Le général britannique Alexander Richard Shirreff, ancien commandant adjoint de l’OTAN de 2011 à 2014, a prévu, sous la forme d’un roman (2017 War with Russia. An Urgent Warning From Senior Military Command, Coronet, London 2016), l’explosion d’une guerre nucléaire entre la Russie et l’Occident en mai 2017, une date qui rappelle quelque chose aux catholiques. Comment oublier, en ce premier centenaire de Fatima, les paroles de la Vierge Marie, selon lesquelles de nombreuses nations seront anéanties et la Russie sera l’instrument dont Dieu se servira pour punir l’humanité impénitente ? 

Face à ces perspectives, les partis conservateurs européens sont eux-mêmes divisés. Si Marine Le Pen en France, Geert Wilders en Hollande et Matteo Salvini en Italie, demandent la sortie de leur pays de l’Union européenne et font confiance à Poutine, bien différentes sont les positions du Premier ministre hongrois Viktor Orban et du leader polonais Jaroslaw Kaczynski, qui voient dans l’UE et l’OTAN une barrière contre l’expansionnisme russe. 

En 1917, parut Le déclin de l’Occident (Der Untergang des Abendlandes) d’Oswald Spengler (1880-1936). Cent ans plus tard, la prophétie de l’écrivain allemand semble être sur le point de se réaliser. 
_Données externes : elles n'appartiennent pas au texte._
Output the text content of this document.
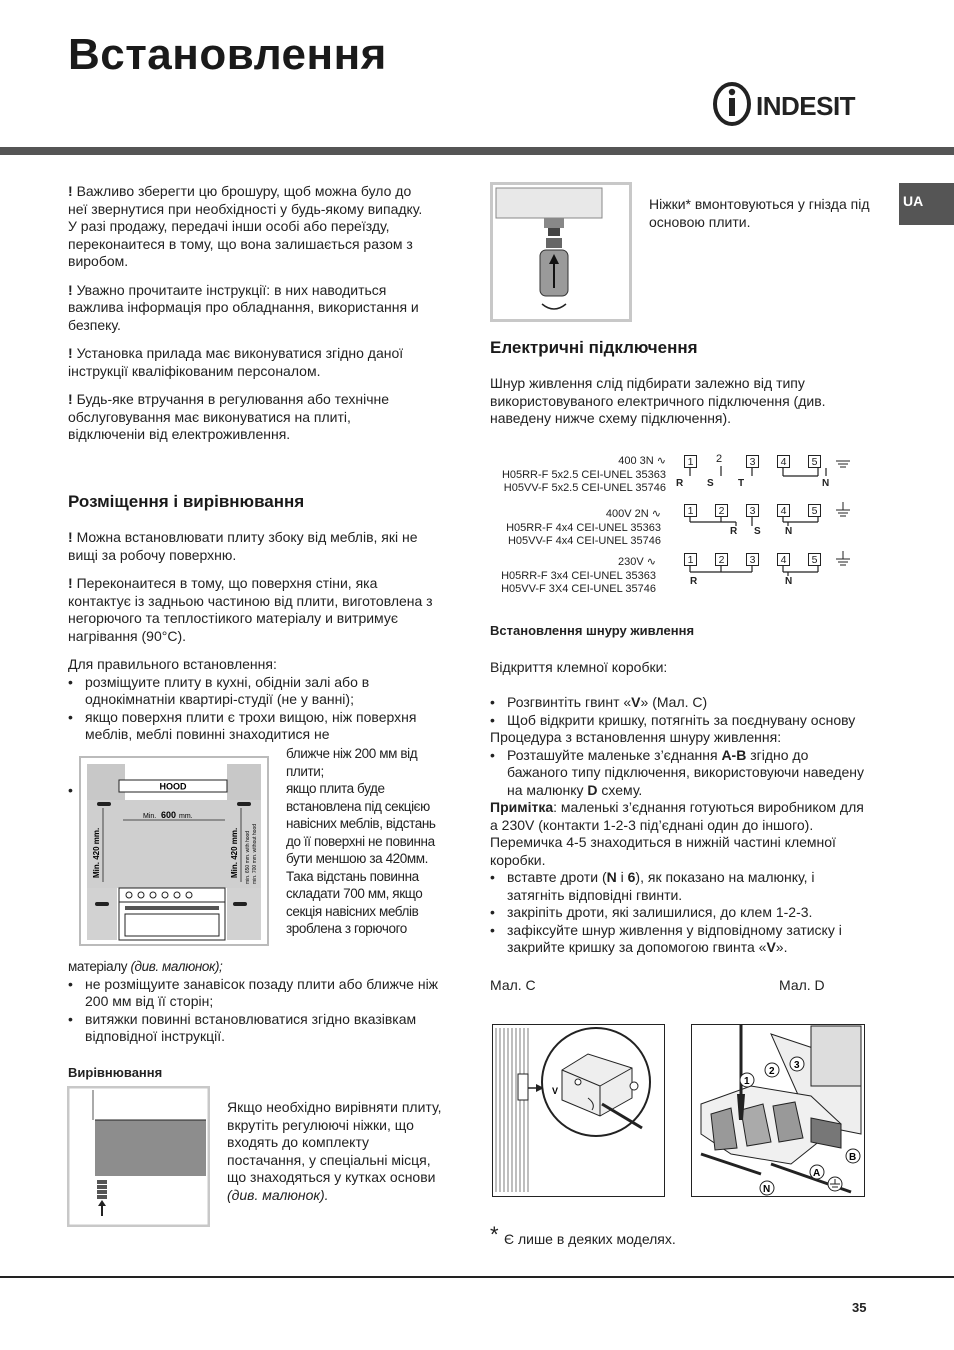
Встановлення
INDESIT
UA
! Важливо зберегти цю брошуру, щоб можна було до неї звернутися при необхідності у будь-якому випадку. У разі продажу, передачі інши особі або переїзду, переконаитеся в тому, що вона залишається разом з виробом.
! Уважно прочитаите інструкції: в них наводиться важлива інформація про обладнання, використання и безпеку.
! Установка прилада має виконуватися згідно даної інструкції кваліфікованим персоналом.
! Будь-яке втручання в регулювання або технічне обслуговування має виконуватися на плиті, відключеніи від електроживлення.
Розміщення і вирівнювання
! Можна встановлювати плиту збоку від меблів, які не вищі за робочу поверхню.
! Переконаитеся в тому, що поверхня стіни, яка контактує із задньою частиною від плити, виготовлена з негорючого та теплостіикого матеріалу и витримує нагрівання (90°С).
Для правильного встановлення:
• розміщуите плиту в кухні, обідніи залі або в однокімнатніи квартирі-студії (не у ванні);
• якщо поверхня плити є трохи вищою, ніж поверхня меблів, меблі повинні знаходитися не
ближче ніж 200 мм від плити;
якщо плита буде встановлена під секцією навісних меблів, відстань до її поверхні не повинна бути меншою за 420мм.
Така відстань повинна складати 700 мм, якщо секція навісних меблів зроблена з горючого
•	HOOD
Min. 600 mm.
Min. 420 mm.	Min. 420 mm. min. 650 mm. with hood min. 700 mm. without hood
матеріалу (див. малюнок);
• не розміщуите занавісок позаду плити або ближче ніж 200 мм від її сторін;
• витяжки повинні встановлюватися згідно вказівкам відповідної інструкції.
Вирівнювання
Якщо необхідно вирівняти плиту, вкрутіть регулюючі ніжки, що входять до комплекту постачання, у спеціальні місця, що знаходяться у кутках основи (див. малюнок).
Ніжки* вмонтовуються у гнізда під основою плити.
Електричні підключення
Шнур живлення слід підбирати залежно від типу використовуваного електричного підключення (див. наведену нижче схему підключення).
400 3N ∿
H05RR-F 5x2.5 CEI-UNEL 35363
H05VV-F 5x2.5 CEI-UNEL 35746
400V 2N ∿
H05RR-F 4x4 CEI-UNEL 35363
H05VV-F 4x4 CEI-UNEL 35746
230V ∿
H05RR-F 3x4 CEI-UNEL 35363
H05VV-F 3X4 CEI-UNEL 35746
1	2	3	4	5
R S T	N
1	2	3	4	5
R S N
1	2	3	4	5
R	N
Встановлення шнуру живлення
Відкриття клемної коробки:
• Розгвинтіть гвинт «V» (Мал. C)
• Щоб відкрити кришку, потягніть за поєднувану основу
Процедура з встановлення шнуру живлення:
• Розташуйте маленьке з’єднання A-B згідно до бажаного типу підключення, використовуючи наведену на малюнку D схему.
Примітка: маленькі з’єднання готуються виробником для а 230V (контакти 1-2-3 під’єднані один до іншого). Перемичка 4-5 знаходиться в нижній частині клемної коробки.
• вставте дроти (N і 6), як показано на малюнку, і затягніть відповідні гвинти.
• закріпіть дроти, які залишилися, до клем 1-2-3.
• зафіксуйте шнур живлення у відповідному затиску і закрийте кришку за допомогою гвинта «V».
Мал. C	Мал. D
V
1
2
3
A
B
N
* Є лише в деяких моделях.
35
« Occident », avant d’être un espace géographique, est le nom d’une civilisation. Cette civilisation est la civilisation chrétienne, héritière de la culture classique gréco-romaine qui de l’Europe s’est étendue aux Amériques et aux ramifications lointaines d’Asie et d’Afrique. Elle eut son baptême la nuit du songe de Saint-Paul, quand Dieu donna l’ordre à l’apôtre de tourner le dos à l’Asie pour « passer en Macédoine » annoncer la bonne nouvelle (Actes XVI, 6-10). 

Rome fut le lieu du martyre des saints Pierre et Paul et le centre de la civilisation qui naissait. Spengler, convaincu de l’inexorable déclin de l’Occident, rappelle une phrase de Sénèque: Ducunt volentem fata, nolentem trahunt (« Le destin guide ceux qui veulent être guidés, et entraîne ceux qui ne veulent pas »). Mais à la vision relativiste et déterministe de Spengler, nous opposons celle de saint Augustin qui, tandis que les barbares assiégeaient Hippone, annonçait la victoire de la Cité de Dieu dans l’histoire, toujours guidée par la Providence divine. 

L’homme est l’artisan de son propre destin et avec l’aide de Dieu, le déclin d’une civilisation peut se transformer en l’aube d’une résurrection. Les nations sont mortelles, mais Dieu ne meurt pas, et l’Église ne connaît pas de crépuscule."